Trouble déficitaire de l’attention, avec ou sans hyperactivité (TDAH)
Étude de cas 1
F. est en CE2, il est diagnostiqué TDAH avec traitement médicamenteux (ritaline). Après 7 séances de sophrologie contenant des exercices ludiques, à durée courte sur le schéma corporel, la posture, la contraction/décontraction musculaire, le patient et l’entourage notent des améliorations : diminution des cauchemars et meilleur contrôle corporel, le patient affirme « Je calme mieux mon corps. Ma tête c’est le chef et mon corps l’a entendue ».
Étude de cas 2
W. a 5 ans et présente des troubles de l’attention importants (n’écoute pas les consignes, finit en retard ou ne termine pas son activité), son agitation motrice fait qu’il est souvent réprimandé pour ses maladresses et son impulsivité, ce qui lui donne peu confiance en lui. Des exercices sophrologiques simples, ludiques et courts lui sont proposés afin d’exprimer l’énergie de son corps et de le rendre plus disponible pour les activités suivantes. Les exercices sophrologiques, proposés ponctuellement dans les 30 séances orthophoniques qui ont suivi, sont axés sur une contraction/décontraction segmentaire du corps afin de prendre conscience des contractions multiples que W. génère en agitation mais aussi de la détente musculaire qu’il peut se procurer.
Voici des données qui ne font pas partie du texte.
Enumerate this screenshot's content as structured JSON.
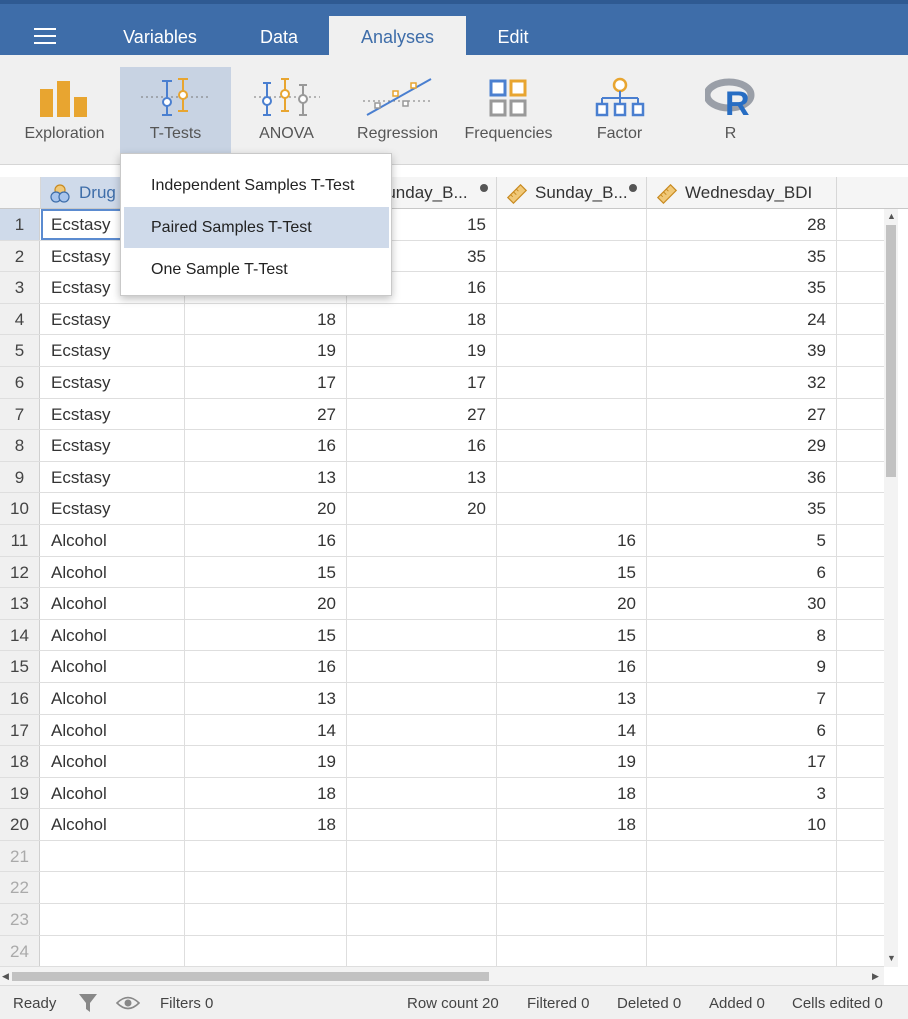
{
  "menu_tabs": [
    "Variables",
    "Data",
    "Analyses",
    "Edit"
  ],
  "active_tab": "Analyses",
  "toolbar": {
    "tools": [
      "Exploration",
      "T-Tests",
      "ANOVA",
      "Regression",
      "Frequencies",
      "Factor",
      "R"
    ],
    "active_tool": "T-Tests"
  },
  "ttest_menu": {
    "items": [
      "Independent Samples T-Test",
      "Paired Samples T-Test",
      "One Sample T-Test"
    ],
    "highlighted": "Paired Samples T-Test"
  },
  "columns": [
    {
      "name": "Drug",
      "type": "nominal"
    },
    {
      "name": "",
      "type": ""
    },
    {
      "name": "Sunday_B...",
      "type": "computed"
    },
    {
      "name": "Sunday_B...",
      "type": "scale-computed"
    },
    {
      "name": "Wednesday_BDI",
      "type": "scale"
    }
  ],
  "rows": [
    [
      "Ecstasy",
      "",
      "15",
      "",
      "28"
    ],
    [
      "Ecstasy",
      "",
      "35",
      "",
      "35"
    ],
    [
      "Ecstasy",
      "",
      "16",
      "",
      "35"
    ],
    [
      "Ecstasy",
      "18",
      "18",
      "",
      "24"
    ],
    [
      "Ecstasy",
      "19",
      "19",
      "",
      "39"
    ],
    [
      "Ecstasy",
      "17",
      "17",
      "",
      "32"
    ],
    [
      "Ecstasy",
      "27",
      "27",
      "",
      "27"
    ],
    [
      "Ecstasy",
      "16",
      "16",
      "",
      "29"
    ],
    [
      "Ecstasy",
      "13",
      "13",
      "",
      "36"
    ],
    [
      "Ecstasy",
      "20",
      "20",
      "",
      "35"
    ],
    [
      "Alcohol",
      "16",
      "",
      "16",
      "5"
    ],
    [
      "Alcohol",
      "15",
      "",
      "15",
      "6"
    ],
    [
      "Alcohol",
      "20",
      "",
      "20",
      "30"
    ],
    [
      "Alcohol",
      "15",
      "",
      "15",
      "8"
    ],
    [
      "Alcohol",
      "16",
      "",
      "16",
      "9"
    ],
    [
      "Alcohol",
      "13",
      "",
      "13",
      "7"
    ],
    [
      "Alcohol",
      "14",
      "",
      "14",
      "6"
    ],
    [
      "Alcohol",
      "19",
      "",
      "19",
      "17"
    ],
    [
      "Alcohol",
      "18",
      "",
      "18",
      "3"
    ],
    [
      "Alcohol",
      "18",
      "",
      "18",
      "10"
    ]
  ],
  "empty_row_numbers": [
    "21",
    "22",
    "23",
    "24"
  ],
  "status": {
    "ready": "Ready",
    "filters": "Filters 0",
    "row_count": "Row count 20",
    "filtered": "Filtered 0",
    "deleted": "Deleted 0",
    "added": "Added 0",
    "cells_edited": "Cells edited 0"
  },
  "colors": {
    "header_blue": "#3e6da9",
    "accent_orange": "#e8a530",
    "accent_blue": "#4a7fd0",
    "selection": "#cfdaea"
  }
}
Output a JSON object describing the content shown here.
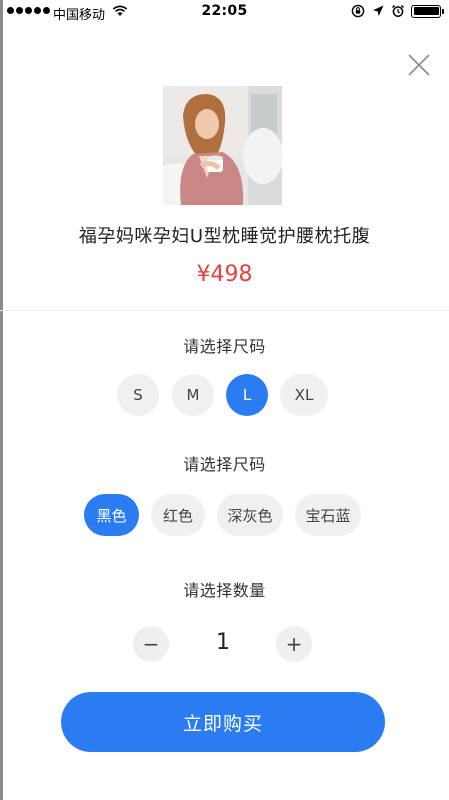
{
  "status_bar": {
    "carrier": "中国移动",
    "time": "22:05"
  },
  "product": {
    "title": "福孕妈咪孕妇U型枕睡觉护腰枕托腹",
    "price": "¥498",
    "image_icon": "product-photo"
  },
  "size_section": {
    "label": "请选择尺码",
    "options": [
      "S",
      "M",
      "L",
      "XL"
    ],
    "selected": "L"
  },
  "color_section": {
    "label": "请选择尺码",
    "options": [
      "黑色",
      "红色",
      "深灰色",
      "宝石蓝"
    ],
    "selected": "黑色"
  },
  "quantity_section": {
    "label": "请选择数量",
    "minus": "−",
    "value": "1",
    "plus": "+"
  },
  "buy_button": {
    "label": "立即购买"
  },
  "colors": {
    "accent": "#2b7cf1",
    "price": "#e8403e"
  }
}
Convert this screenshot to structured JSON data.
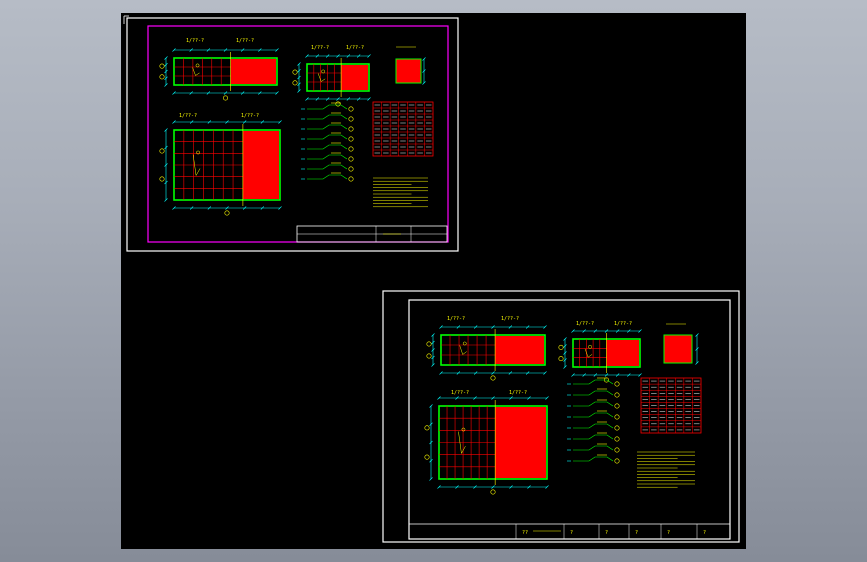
{
  "colors": {
    "canvas_bg": "#000000",
    "app_bg": "#a8aeb9",
    "sheet_frame": "#ffffff",
    "magenta_frame": "#ff00ff",
    "fill": "#ff0000",
    "wall": "#00ff00",
    "dimension": "#00ffff",
    "text": "#ffff00"
  },
  "icons": {
    "ucs": "ucs-icon"
  },
  "drawing": {
    "sheet_a": {
      "plan_top_titles": [
        "1/??-?",
        "1/??-?"
      ],
      "plan_mid_titles": [
        "1/??-?",
        "1/??-?"
      ],
      "plan_big_titles": [
        "1/??-?",
        "1/??-?"
      ]
    },
    "sheet_b": {
      "plan_top_titles": [
        "1/??-?",
        "1/??-?"
      ],
      "plan_mid_titles": [
        "1/??-?",
        "1/??-?"
      ],
      "plan_big_titles": [
        "1/??-?",
        "1/??-?"
      ],
      "title_block_cells": [
        "??",
        "?",
        "?",
        "?",
        "?",
        "?"
      ]
    }
  }
}
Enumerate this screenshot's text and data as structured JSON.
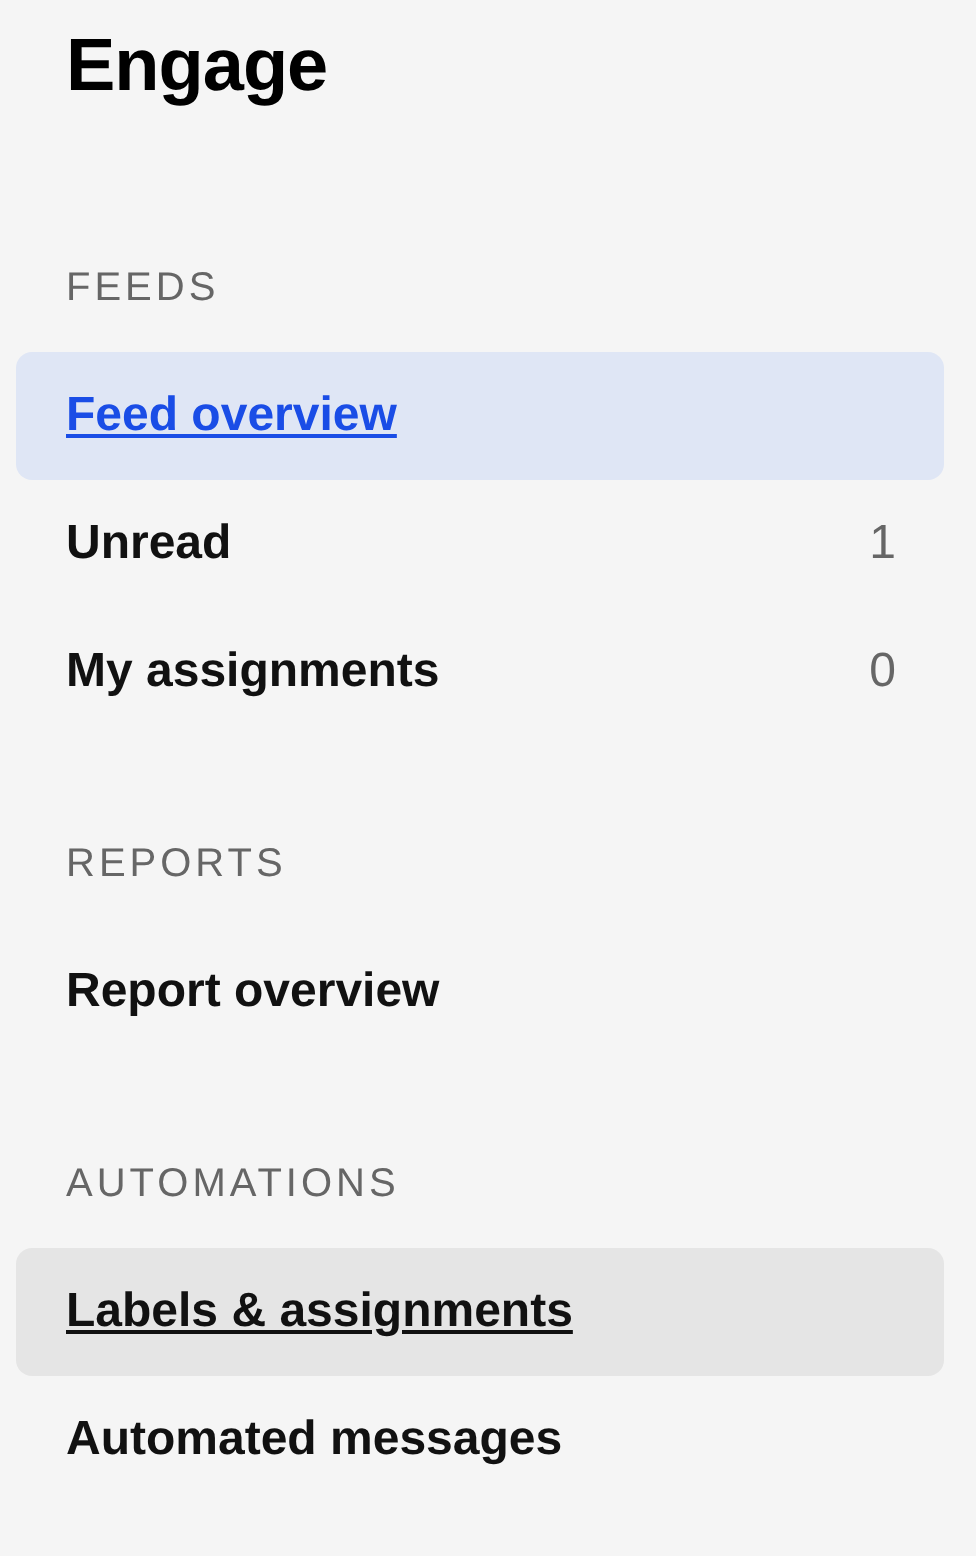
{
  "title": "Engage",
  "sections": [
    {
      "heading": "FEEDS",
      "items": [
        {
          "label": "Feed overview",
          "selected": true,
          "hovered": false
        },
        {
          "label": "Unread",
          "count": "1",
          "selected": false,
          "hovered": false
        },
        {
          "label": "My assignments",
          "count": "0",
          "selected": false,
          "hovered": false
        }
      ]
    },
    {
      "heading": "REPORTS",
      "items": [
        {
          "label": "Report overview",
          "selected": false,
          "hovered": false
        }
      ]
    },
    {
      "heading": "AUTOMATIONS",
      "items": [
        {
          "label": "Labels & assignments",
          "selected": false,
          "hovered": true
        },
        {
          "label": "Automated messages",
          "selected": false,
          "hovered": false
        }
      ]
    }
  ]
}
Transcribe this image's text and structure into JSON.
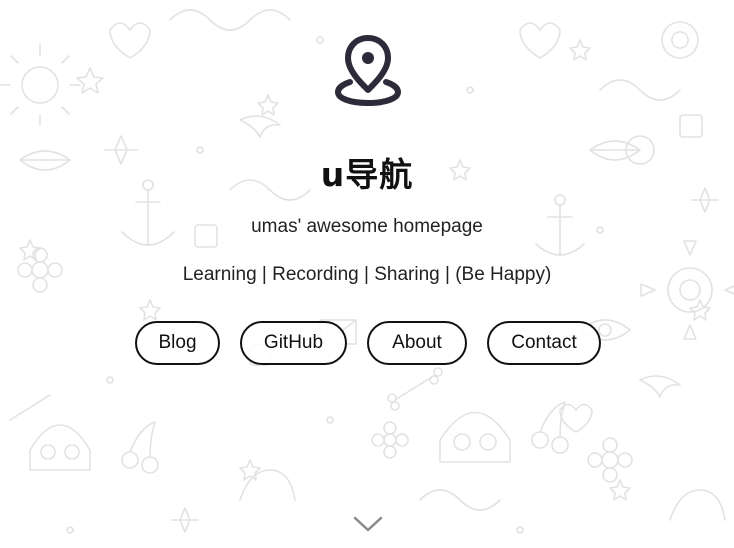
{
  "site": {
    "title": "u导航",
    "subtitle": "umas' awesome homepage",
    "tagline": "Learning | Recording | Sharing | (Be Happy)"
  },
  "nav": {
    "items": [
      {
        "label": "Blog"
      },
      {
        "label": "GitHub"
      },
      {
        "label": "About"
      },
      {
        "label": "Contact"
      }
    ]
  },
  "icons": {
    "logo": "map-pin-icon",
    "scroll": "chevron-down-icon",
    "background": "doodle-pattern"
  },
  "colors": {
    "text": "#111111",
    "background": "#ffffff",
    "doodle": "#e4e4e6",
    "icon": "#2b2b3a",
    "chevron": "#8a8a8a"
  }
}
Par ailleurs, l’orthophoniste peut lui faire prendre conscience du « rythme juste » en lui donnant une action à accomplir à différents rythmes (rapide ou en prêtant attention au mouvement qu’on fait) comme un dessin ou une construction et en constatant les résultats. Progressivement, son temps d’attention augmente (utilisation d’un chronomètre), il peut mener une activité à son terme (à l’école comme au quotidien) et se montre plus disponible pour les apprentissages, bien que les troubles attentionnels persistent.